Mas, à medida que nos reunimos às centenas, surgiram notícias sobre o tiroteio em Bondi Beach e eu não precisei dizer muito, pois nosso serviço religioso seguiu para o acendimento da vela de Hanukkah.
Paz na terra, boa vontade para todos. Uma grande pergunta no nosso mundo dividido, mas sempre foi, desde a primeira Natividade num canto insignificante do Império Romano, há 2.000 anos, quando as pessoas descobriram que a realização das suas esperanças e o fim dos seus medos não era um guerreiro com uma espada flamejante, mas um bebé minúsculo – o seu hálito misturado no ar frio da noite com o dos animais da quinta e de estranhos incompreensíveis.

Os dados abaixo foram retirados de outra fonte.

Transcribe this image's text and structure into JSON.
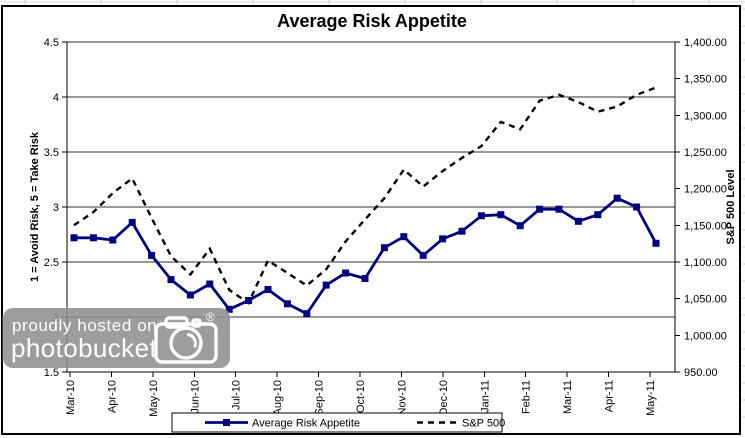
{
  "title": "Average Risk Appetite",
  "watermark": {
    "line1": "proudly hosted on",
    "line2": "photobucket",
    "registered": "®"
  },
  "chart_data": {
    "type": "line",
    "title": "Average Risk Appetite",
    "grid": true,
    "x_axis": {
      "tick_labels": [
        "Mar-10",
        "Apr-10",
        "May-10",
        "Jun-10",
        "Jul-10",
        "Aug-10",
        "Sep-10",
        "Oct-10",
        "Nov-10",
        "Dec-10",
        "Jan-11",
        "Feb-11",
        "Mar-11",
        "Apr-11",
        "May-11"
      ],
      "points_per_label": 2
    },
    "y_left": {
      "title": "1 = Avoid Risk, 5 = Take Risk",
      "tick_labels": [
        "4.5",
        "4",
        "3.5",
        "3",
        "2.5",
        "2",
        "1.5"
      ],
      "min": 1.5,
      "max": 4.5
    },
    "y_right": {
      "title": "S&P 500 Level",
      "tick_labels": [
        "1,400.00",
        "1,350.00",
        "1,300.00",
        "1,250.00",
        "1,200.00",
        "1,150.00",
        "1,100.00",
        "1,050.00",
        "1,000.00",
        "950.00"
      ],
      "min": 950,
      "max": 1400
    },
    "legend": {
      "position": "bottom",
      "entries": [
        "Average Risk Appetite",
        "S&P 500"
      ]
    },
    "series": [
      {
        "name": "Average Risk Appetite",
        "axis": "left",
        "color": "#000080",
        "line_style": "solid",
        "marker": "square",
        "values": [
          2.72,
          2.72,
          2.7,
          2.86,
          2.56,
          2.34,
          2.2,
          2.3,
          2.07,
          2.15,
          2.25,
          2.12,
          2.03,
          2.29,
          2.4,
          2.35,
          2.63,
          2.73,
          2.56,
          2.71,
          2.78,
          2.92,
          2.93,
          2.83,
          2.98,
          2.98,
          2.87,
          2.93,
          3.08,
          3.0,
          2.67
        ]
      },
      {
        "name": "S&P 500",
        "axis": "right",
        "color": "#000000",
        "line_style": "dashed",
        "marker": "none",
        "values": [
          1150,
          1168,
          1194,
          1214,
          1160,
          1108,
          1083,
          1118,
          1062,
          1044,
          1102,
          1085,
          1068,
          1090,
          1128,
          1158,
          1187,
          1226,
          1203,
          1224,
          1242,
          1258,
          1291,
          1281,
          1320,
          1328,
          1318,
          1305,
          1312,
          1328,
          1338
        ]
      }
    ]
  }
}
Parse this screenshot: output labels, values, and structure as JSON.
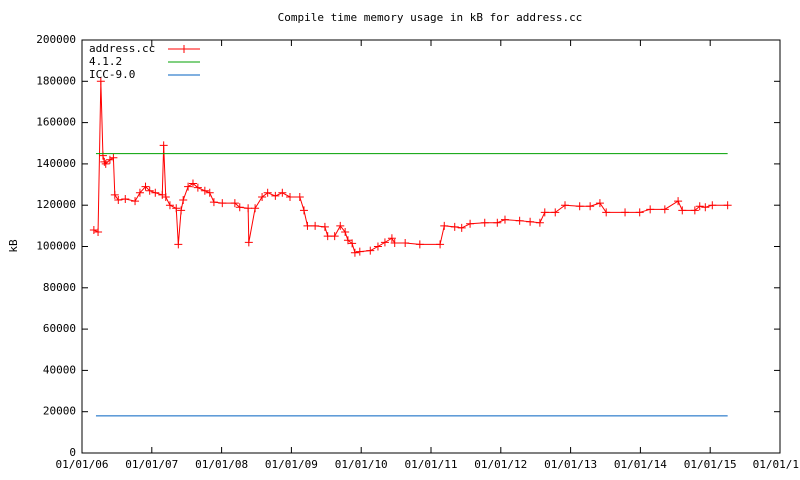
{
  "chart_data": {
    "type": "line",
    "title": "Compile time memory usage in kB for address.cc",
    "y_label": "kB",
    "xlim": [
      2006,
      2016
    ],
    "ylim": [
      0,
      200000
    ],
    "xticks": [
      {
        "value": 2006,
        "label": "01/01/06"
      },
      {
        "value": 2007,
        "label": "01/01/07"
      },
      {
        "value": 2008,
        "label": "01/01/08"
      },
      {
        "value": 2009,
        "label": "01/01/09"
      },
      {
        "value": 2010,
        "label": "01/01/10"
      },
      {
        "value": 2011,
        "label": "01/01/11"
      },
      {
        "value": 2012,
        "label": "01/01/12"
      },
      {
        "value": 2013,
        "label": "01/01/13"
      },
      {
        "value": 2014,
        "label": "01/01/14"
      },
      {
        "value": 2015,
        "label": "01/01/15"
      },
      {
        "value": 2016,
        "label": "01/01/1"
      }
    ],
    "yticks": [
      0,
      20000,
      40000,
      60000,
      80000,
      100000,
      120000,
      140000,
      160000,
      180000,
      200000
    ],
    "legend": "top-left",
    "series": [
      {
        "name": "address.cc",
        "color": "#ff0000",
        "markers": true,
        "x": [
          2006.17,
          2006.23,
          2006.27,
          2006.3,
          2006.32,
          2006.34,
          2006.4,
          2006.45,
          2006.47,
          2006.52,
          2006.62,
          2006.76,
          2006.83,
          2006.91,
          2006.97,
          2007.05,
          2007.15,
          2007.17,
          2007.2,
          2007.26,
          2007.35,
          2007.38,
          2007.42,
          2007.45,
          2007.52,
          2007.59,
          2007.66,
          2007.76,
          2007.83,
          2007.89,
          2008.01,
          2008.19,
          2008.26,
          2008.38,
          2008.39,
          2008.48,
          2008.58,
          2008.66,
          2008.77,
          2008.87,
          2008.98,
          2009.12,
          2009.18,
          2009.23,
          2009.34,
          2009.48,
          2009.52,
          2009.62,
          2009.7,
          2009.77,
          2009.81,
          2009.87,
          2009.91,
          2009.98,
          2010.13,
          2010.24,
          2010.34,
          2010.44,
          2010.48,
          2010.63,
          2010.84,
          2011.13,
          2011.19,
          2011.34,
          2011.44,
          2011.56,
          2011.77,
          2011.95,
          2012.06,
          2012.27,
          2012.42,
          2012.56,
          2012.63,
          2012.78,
          2012.92,
          2013.13,
          2013.28,
          2013.42,
          2013.51,
          2013.78,
          2013.99,
          2014.14,
          2014.35,
          2014.54,
          2014.6,
          2014.78,
          2014.85,
          2014.93,
          2015.03,
          2015.25
        ],
        "values": [
          108000,
          107000,
          180000,
          144000,
          141000,
          140000,
          142000,
          143000,
          125000,
          122500,
          123000,
          122000,
          126000,
          129000,
          127000,
          126000,
          125000,
          149000,
          124000,
          120000,
          118500,
          101000,
          117500,
          122500,
          129000,
          130500,
          128500,
          127000,
          126000,
          121500,
          121000,
          121000,
          119000,
          118500,
          102000,
          118500,
          124000,
          126000,
          124500,
          126000,
          124000,
          124000,
          117500,
          110000,
          110000,
          109500,
          105000,
          105000,
          110000,
          107000,
          103000,
          101500,
          97000,
          97500,
          98000,
          100000,
          102000,
          104000,
          101700,
          101700,
          101000,
          101000,
          110000,
          109500,
          109000,
          111000,
          111500,
          111500,
          113000,
          112500,
          112000,
          111500,
          116500,
          116500,
          120000,
          119500,
          119500,
          121000,
          116500,
          116500,
          116500,
          118000,
          118000,
          122000,
          117500,
          117500,
          119500,
          119000,
          120000,
          120000
        ]
      },
      {
        "name": "4.1.2",
        "color": "#00a000",
        "x": [
          2006.2,
          2015.25
        ],
        "values": [
          145000,
          145000
        ]
      },
      {
        "name": "ICC-9.0",
        "color": "#0060c0",
        "x": [
          2006.2,
          2015.25
        ],
        "values": [
          18000,
          18000
        ]
      }
    ]
  }
}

Lembro-me de uma vez ter pregado um sermão nesse sentido na Missa da Meia-Noite, que achei bastante bom, se assim posso dizer, e depois de me despedir da congregação que estava à porta, notei-os parando em nosso presépio no cemitério da igreja. Resultado, pensei, nos reunimos esta noite no presépio, pois sempre temos que adorar o mistério de Deus encarnado.
Quando fui apagar as luzes vi que alguém havia substituído Jesus no berço por um velociraptor de plástico.
No entanto, ainda assim chegamos, ano após ano, por razões que podem ser obscuras para nós e muito menos para qualquer outra pessoa, com relutância, com alegria, com alegria e tristeza. E estamos à beira de um mistério que ainda impressiona.
Para mim, cansado do Natal, ele ainda oferece esperança, fé e graça em um mundo difícil e em uma época indiferente.
Se você vier, e rezo para que venha, espero que você também encontre isso.